Vic: I'll give you my thoughts right now. A caller asked who we thought would be the odd man out at wide receiver. It's been a hot question ever since the Jaguars drafted Matt Jones. Jeff Lageman was first to field the question and Jeff ventured that Cortez Hankton might be the odd man out. I countered with the opinion that it won't be Hankton. Why do I think it won't be Hankton? First of all, Hankton is a player I've trumpeted for two years as a "jar on the shelf" kind of guy. I would hate to see him turn into some other team's Yancey Thigpen, who was claimed off the Chargers' practice squad. Hankton is also a minimum-wage player who promises to remain very affordable for the team for at least two more seasons. I think that makes him especially attractive on a team that, when the Matt Jones deal is done, will have some serious money at the wide receiver position and could use a bargain guy within their ranks. Jeff asked me who I thought would be the odd man out and I declined to answer because I'm not comfortable with cutting guys before training camp begins.

Tommy from Jacksonville:
I was wondering if Matt Jones' agent Dave Butz is the old Redskins defensive lineman.

Vic: Matt Jones' agent is the son of Dave Butz the formers Redskins defensive lineman.

Mike from Little Rock, AR:
I'm pretty sure "Polly from Van Buren, AR" was making fun of us Arkansans that think Matt is a terrific kid and an amazing athlete, but I digress. My question is, why is Miami in the AFC East and not Indy?

Vic: The four teams in the AFC East are considered to have a "blood pact" to stay together. Their histories all go back to the AFL and they came into the NFL together following the merger as four of the five teams in the AFC East. The fifth team was the Baltimore Colts, which was one of three NFL teams that agreed to make the move into the AFC when the two leagues merged and aligned into two conferences.

Ronald from Jacksonville:
What is the history of the Jags defense? I remember a lot of blitz packages in the glory years, but how have each of the defensive coordinators changed it? Has it always been a 4-3?

Vic: The Jaguars' base defense has always been a 4-3. Dick Jauron was the team's first defensive coordinator. Jauron was a don't-give-up-the-big-play kind of coordinator. His teams weren't big on blitzing. Jauron became the head coach of the Bears in 1999 and Dom Capers became the Jaguars' defensive coordinator. Capers maintained the 4-3 base scheme but added a zone-blitz look and some 3-4 principles. Capers was, of course, the architect of "Blitzburgh" and he employed a lot of blitzing in his two years with the Jaguars. When Capers left to become the Texans' head coach, Tom Coughlin hired Gary Moeller to be the defensive coordinator. In Moeller's one year on the job, he was harshly criticized for the Jaguars' prevent-defense failures in the final minutes of games. Coughlin replaced Moeller with John Pease for Coughlin's final year as Jaguars head coach, 2002, and Pease produced a respectable product, considering the Jaguars were in the midst of a major salary cap problem that gutted the team's starting lineup. It would've been suicide for that team to play anything but a conservative scheme. Jack Del Rio's arrival in Jacksonville produced a commitment to attack defense. Under defensive coordinator Mike Smith, the Jaguars have employed a "gap scheme" up front that is intended to create penetration and disruption.

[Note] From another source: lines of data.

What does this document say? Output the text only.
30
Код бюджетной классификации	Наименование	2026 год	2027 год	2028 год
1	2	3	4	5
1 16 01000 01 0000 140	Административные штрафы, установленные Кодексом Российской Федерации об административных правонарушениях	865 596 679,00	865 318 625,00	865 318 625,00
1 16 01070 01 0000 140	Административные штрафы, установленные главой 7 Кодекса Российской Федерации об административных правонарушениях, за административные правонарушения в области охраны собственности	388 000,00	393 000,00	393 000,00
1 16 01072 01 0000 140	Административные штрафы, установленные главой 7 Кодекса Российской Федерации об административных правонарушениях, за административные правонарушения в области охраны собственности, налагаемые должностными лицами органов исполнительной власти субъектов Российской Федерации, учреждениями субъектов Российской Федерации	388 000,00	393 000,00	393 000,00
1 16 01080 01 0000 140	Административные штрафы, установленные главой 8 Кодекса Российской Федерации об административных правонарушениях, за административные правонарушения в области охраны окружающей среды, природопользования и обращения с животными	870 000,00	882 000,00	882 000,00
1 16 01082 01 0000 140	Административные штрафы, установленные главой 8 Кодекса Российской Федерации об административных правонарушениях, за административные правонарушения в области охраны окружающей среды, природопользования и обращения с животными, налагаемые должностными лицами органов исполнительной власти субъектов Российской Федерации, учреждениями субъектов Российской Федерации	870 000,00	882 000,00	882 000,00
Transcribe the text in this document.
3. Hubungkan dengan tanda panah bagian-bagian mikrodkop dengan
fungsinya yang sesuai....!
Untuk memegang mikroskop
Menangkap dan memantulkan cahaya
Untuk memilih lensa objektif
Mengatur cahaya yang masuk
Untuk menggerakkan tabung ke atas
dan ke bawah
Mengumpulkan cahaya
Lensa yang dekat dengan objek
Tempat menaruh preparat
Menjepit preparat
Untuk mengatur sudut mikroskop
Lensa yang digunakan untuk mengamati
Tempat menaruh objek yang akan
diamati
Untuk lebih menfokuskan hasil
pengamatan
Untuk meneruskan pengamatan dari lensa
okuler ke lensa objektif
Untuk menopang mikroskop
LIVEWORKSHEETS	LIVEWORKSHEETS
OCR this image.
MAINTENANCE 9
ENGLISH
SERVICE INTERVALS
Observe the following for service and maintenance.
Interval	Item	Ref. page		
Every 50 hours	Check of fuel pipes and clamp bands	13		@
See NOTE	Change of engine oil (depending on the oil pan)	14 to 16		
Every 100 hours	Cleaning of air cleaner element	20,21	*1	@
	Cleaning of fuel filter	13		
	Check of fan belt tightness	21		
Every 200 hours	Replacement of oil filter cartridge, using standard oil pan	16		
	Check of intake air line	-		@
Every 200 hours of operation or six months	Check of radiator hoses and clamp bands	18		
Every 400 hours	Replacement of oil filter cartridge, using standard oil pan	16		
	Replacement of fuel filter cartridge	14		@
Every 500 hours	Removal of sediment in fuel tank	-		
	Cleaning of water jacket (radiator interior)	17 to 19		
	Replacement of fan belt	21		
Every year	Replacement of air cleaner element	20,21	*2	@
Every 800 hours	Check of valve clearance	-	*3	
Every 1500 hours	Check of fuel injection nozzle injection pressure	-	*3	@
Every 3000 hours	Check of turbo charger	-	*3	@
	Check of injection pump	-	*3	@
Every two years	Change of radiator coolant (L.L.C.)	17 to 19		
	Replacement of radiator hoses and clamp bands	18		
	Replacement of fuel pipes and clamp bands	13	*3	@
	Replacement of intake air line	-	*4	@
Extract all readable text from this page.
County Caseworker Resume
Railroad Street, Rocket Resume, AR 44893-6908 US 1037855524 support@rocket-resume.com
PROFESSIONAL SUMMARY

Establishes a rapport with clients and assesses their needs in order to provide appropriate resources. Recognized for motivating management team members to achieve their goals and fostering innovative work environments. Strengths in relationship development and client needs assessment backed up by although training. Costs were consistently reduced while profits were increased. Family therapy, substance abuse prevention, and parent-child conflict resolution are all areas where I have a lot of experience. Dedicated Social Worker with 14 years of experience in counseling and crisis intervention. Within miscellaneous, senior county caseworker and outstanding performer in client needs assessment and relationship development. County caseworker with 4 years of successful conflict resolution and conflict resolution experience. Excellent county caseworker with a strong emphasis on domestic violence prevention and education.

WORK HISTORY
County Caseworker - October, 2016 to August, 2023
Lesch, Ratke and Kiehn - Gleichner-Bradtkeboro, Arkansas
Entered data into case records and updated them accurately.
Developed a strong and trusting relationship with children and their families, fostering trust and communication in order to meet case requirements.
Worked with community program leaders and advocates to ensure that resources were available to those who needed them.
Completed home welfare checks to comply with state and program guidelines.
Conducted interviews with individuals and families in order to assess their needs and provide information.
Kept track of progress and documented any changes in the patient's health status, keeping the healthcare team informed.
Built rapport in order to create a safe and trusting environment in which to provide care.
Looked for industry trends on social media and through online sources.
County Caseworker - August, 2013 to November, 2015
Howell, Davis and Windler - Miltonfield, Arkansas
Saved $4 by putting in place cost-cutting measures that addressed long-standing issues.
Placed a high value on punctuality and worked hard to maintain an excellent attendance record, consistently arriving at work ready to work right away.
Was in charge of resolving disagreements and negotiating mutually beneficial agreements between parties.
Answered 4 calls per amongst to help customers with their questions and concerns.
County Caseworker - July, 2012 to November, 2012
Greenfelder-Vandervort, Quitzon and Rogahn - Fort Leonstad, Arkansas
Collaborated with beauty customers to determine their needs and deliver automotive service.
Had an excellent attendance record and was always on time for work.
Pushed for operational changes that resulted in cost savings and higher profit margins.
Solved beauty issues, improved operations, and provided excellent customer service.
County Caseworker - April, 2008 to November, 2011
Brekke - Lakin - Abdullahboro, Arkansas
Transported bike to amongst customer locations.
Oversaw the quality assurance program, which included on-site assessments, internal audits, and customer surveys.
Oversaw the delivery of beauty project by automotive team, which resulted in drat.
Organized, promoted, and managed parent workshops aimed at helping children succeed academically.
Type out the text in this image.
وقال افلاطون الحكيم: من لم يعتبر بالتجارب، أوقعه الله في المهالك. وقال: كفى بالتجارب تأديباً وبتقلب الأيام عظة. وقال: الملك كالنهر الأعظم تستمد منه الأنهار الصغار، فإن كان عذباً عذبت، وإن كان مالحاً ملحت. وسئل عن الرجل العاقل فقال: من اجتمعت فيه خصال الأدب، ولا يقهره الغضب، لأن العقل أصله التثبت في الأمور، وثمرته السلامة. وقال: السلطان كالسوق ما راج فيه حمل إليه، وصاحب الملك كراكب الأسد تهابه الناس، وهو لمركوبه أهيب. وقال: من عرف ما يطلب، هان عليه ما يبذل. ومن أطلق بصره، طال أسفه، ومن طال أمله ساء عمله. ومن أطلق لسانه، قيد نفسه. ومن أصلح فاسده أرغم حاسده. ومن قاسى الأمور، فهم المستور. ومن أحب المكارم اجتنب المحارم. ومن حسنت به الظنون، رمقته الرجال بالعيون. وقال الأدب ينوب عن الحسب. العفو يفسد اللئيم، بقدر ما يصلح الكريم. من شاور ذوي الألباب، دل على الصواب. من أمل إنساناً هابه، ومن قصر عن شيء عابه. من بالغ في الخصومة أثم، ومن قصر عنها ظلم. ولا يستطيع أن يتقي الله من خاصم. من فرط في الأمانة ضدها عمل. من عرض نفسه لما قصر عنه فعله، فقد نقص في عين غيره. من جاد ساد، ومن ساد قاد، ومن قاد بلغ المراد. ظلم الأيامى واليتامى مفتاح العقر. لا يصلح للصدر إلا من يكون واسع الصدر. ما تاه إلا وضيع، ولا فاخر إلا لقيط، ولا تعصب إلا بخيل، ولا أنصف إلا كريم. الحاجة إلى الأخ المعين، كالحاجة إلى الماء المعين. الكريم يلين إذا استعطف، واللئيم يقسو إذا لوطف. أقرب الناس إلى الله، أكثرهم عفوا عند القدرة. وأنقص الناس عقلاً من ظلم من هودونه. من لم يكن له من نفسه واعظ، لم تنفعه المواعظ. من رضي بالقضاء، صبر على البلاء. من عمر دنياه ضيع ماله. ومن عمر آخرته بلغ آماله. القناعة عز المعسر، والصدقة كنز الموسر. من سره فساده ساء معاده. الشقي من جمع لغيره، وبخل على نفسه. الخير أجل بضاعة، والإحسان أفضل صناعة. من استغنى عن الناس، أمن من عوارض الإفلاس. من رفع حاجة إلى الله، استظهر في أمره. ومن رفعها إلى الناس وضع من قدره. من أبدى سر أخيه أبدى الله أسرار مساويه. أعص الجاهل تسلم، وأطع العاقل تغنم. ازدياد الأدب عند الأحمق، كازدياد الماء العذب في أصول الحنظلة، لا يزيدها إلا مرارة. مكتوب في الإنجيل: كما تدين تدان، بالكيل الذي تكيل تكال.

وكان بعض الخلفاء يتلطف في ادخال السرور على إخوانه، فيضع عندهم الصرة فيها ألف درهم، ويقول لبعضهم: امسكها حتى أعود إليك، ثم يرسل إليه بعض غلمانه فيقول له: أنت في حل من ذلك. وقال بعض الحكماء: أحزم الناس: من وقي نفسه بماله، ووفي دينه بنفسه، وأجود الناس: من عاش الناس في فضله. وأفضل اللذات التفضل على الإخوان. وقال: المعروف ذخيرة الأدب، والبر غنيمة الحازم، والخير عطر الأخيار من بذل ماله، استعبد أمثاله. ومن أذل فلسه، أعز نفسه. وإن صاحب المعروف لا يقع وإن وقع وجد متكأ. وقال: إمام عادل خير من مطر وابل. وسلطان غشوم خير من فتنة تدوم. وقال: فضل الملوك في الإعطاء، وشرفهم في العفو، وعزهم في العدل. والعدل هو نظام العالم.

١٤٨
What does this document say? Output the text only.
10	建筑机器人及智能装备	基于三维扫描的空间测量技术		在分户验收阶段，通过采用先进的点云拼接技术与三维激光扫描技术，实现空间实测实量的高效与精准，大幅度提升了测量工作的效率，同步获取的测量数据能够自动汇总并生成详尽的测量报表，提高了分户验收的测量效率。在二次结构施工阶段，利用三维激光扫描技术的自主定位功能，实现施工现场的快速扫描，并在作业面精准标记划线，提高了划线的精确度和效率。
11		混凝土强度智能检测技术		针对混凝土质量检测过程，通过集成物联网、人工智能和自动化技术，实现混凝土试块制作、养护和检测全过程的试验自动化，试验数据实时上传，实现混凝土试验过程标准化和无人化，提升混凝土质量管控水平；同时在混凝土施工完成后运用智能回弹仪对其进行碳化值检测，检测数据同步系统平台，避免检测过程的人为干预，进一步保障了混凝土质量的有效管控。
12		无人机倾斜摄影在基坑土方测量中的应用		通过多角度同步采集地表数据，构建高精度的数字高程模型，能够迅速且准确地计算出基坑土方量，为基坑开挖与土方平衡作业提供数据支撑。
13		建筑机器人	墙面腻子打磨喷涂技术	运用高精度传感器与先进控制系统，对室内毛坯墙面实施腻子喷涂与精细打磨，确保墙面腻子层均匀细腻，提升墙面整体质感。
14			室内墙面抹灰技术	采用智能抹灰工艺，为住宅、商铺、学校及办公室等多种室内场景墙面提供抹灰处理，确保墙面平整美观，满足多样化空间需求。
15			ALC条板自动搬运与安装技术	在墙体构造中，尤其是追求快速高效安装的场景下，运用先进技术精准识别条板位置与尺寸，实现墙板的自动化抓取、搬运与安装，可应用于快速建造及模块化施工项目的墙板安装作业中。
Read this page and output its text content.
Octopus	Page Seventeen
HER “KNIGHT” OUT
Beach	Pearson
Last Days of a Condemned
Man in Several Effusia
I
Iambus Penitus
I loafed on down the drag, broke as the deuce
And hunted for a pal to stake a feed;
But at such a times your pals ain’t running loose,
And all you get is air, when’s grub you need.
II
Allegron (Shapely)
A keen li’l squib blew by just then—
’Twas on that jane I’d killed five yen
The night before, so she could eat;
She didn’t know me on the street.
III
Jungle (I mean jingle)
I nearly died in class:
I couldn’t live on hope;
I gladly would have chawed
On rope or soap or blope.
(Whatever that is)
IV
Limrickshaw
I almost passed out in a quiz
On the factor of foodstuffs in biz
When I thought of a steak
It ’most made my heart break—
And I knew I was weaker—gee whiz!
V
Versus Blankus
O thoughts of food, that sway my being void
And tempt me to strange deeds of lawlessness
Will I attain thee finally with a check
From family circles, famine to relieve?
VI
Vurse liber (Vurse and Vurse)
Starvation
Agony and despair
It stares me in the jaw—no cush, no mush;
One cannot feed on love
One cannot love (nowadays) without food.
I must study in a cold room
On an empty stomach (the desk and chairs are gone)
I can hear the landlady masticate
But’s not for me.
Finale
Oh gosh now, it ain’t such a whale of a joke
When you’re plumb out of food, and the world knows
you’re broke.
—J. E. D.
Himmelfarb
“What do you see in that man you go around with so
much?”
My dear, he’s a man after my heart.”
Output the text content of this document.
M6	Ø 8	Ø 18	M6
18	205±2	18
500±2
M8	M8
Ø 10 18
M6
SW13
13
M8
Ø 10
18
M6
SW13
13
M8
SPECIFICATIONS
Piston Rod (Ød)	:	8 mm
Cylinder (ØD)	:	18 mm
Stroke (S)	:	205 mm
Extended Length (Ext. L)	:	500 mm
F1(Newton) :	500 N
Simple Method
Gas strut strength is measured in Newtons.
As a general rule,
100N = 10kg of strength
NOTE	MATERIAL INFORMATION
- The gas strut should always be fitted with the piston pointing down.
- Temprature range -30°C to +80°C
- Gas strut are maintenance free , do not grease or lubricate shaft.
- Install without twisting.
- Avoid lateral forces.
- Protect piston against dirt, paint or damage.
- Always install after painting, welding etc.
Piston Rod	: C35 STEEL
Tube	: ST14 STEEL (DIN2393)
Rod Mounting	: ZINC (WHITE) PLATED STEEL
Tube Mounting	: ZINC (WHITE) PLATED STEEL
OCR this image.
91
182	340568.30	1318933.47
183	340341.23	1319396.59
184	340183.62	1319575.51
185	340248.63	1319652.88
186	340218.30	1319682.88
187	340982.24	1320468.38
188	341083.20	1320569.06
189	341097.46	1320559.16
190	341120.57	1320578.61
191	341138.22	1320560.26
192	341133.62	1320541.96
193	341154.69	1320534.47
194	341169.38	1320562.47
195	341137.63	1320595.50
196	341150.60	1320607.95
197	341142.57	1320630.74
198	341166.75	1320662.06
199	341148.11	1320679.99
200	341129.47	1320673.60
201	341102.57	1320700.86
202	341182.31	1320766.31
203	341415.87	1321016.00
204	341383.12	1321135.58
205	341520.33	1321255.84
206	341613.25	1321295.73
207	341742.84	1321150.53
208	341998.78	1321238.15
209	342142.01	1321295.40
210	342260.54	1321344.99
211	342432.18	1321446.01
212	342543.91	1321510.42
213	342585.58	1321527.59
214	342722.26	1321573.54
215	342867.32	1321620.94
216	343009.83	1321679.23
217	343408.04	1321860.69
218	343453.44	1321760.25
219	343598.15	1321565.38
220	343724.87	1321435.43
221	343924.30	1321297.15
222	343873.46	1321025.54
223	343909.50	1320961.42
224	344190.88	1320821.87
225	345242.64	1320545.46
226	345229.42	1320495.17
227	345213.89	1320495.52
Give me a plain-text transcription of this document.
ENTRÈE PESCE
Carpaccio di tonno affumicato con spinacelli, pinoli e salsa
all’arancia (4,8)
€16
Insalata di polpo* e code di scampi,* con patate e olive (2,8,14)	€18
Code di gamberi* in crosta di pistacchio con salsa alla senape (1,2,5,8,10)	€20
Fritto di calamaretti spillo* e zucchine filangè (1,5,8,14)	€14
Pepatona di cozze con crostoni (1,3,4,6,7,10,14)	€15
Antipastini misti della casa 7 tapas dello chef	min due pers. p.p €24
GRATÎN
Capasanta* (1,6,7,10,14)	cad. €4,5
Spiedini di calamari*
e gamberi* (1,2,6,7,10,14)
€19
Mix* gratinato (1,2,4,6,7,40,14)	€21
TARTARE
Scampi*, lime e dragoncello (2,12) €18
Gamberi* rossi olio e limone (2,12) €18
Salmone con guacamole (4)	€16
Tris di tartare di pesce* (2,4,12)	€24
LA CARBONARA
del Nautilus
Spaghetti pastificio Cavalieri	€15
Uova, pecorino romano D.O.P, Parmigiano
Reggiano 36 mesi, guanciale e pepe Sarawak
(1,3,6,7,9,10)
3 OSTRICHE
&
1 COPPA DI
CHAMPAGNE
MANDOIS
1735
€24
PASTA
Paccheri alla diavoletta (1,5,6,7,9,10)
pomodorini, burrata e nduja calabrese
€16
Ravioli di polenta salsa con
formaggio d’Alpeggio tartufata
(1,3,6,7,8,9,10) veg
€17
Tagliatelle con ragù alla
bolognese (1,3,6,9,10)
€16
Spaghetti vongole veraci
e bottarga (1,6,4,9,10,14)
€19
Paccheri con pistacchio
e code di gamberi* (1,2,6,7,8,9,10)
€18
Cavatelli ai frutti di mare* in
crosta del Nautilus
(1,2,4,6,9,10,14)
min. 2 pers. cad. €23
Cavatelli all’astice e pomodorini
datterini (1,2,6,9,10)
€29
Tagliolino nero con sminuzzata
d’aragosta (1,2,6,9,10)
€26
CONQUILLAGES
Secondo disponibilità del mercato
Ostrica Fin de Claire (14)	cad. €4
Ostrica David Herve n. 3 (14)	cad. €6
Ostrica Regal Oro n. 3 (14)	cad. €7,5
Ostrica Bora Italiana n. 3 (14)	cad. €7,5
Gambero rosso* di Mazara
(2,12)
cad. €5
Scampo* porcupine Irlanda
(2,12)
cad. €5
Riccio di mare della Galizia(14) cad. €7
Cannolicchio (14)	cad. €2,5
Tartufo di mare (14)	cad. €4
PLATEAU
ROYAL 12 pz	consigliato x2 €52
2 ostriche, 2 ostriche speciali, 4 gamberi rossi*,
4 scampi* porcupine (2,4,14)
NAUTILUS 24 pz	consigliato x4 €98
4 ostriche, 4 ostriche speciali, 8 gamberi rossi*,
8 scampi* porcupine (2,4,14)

Joe from Pontypridd, Wales, UK:
Me and my pal really want to come over to see the Jags play, but flights to Jacksonville from the UK are really expensive, which means we won't be able to afford to go until next year. Would it be a bad idea to stay in Orlando and commute to Jacksonville by bus or hire a car, or should we just wait and pay up extra next year?

Vic: Joe, I can't tell you how to spend your money, but I'd be inclined to focus on that Dec. 11 game against the Colts this year and try to find a way to make it affordable. I like that game. I'm thinking that could be the game that defines the Jaguars' season.

Vincent from Tallahassee, FL:
Have ticket sales picked up since the introduction of the half-season ticket packages?

Vic: My information is that the half-pack offer has stimulated the purchase of a lot of full-season purchases this week.

Cary from Montreal, Quebec:
Why do you still post all the stupid comments and questions about the ticket situation? Does no one have anything to ask about actual football? What do you know about Cleveland? I'm seeing the Jags there on Dec. 4 and I'm wearing my Jags gear. Is it a safe place?

Vic: Thanks, Cary, I needed a laugh.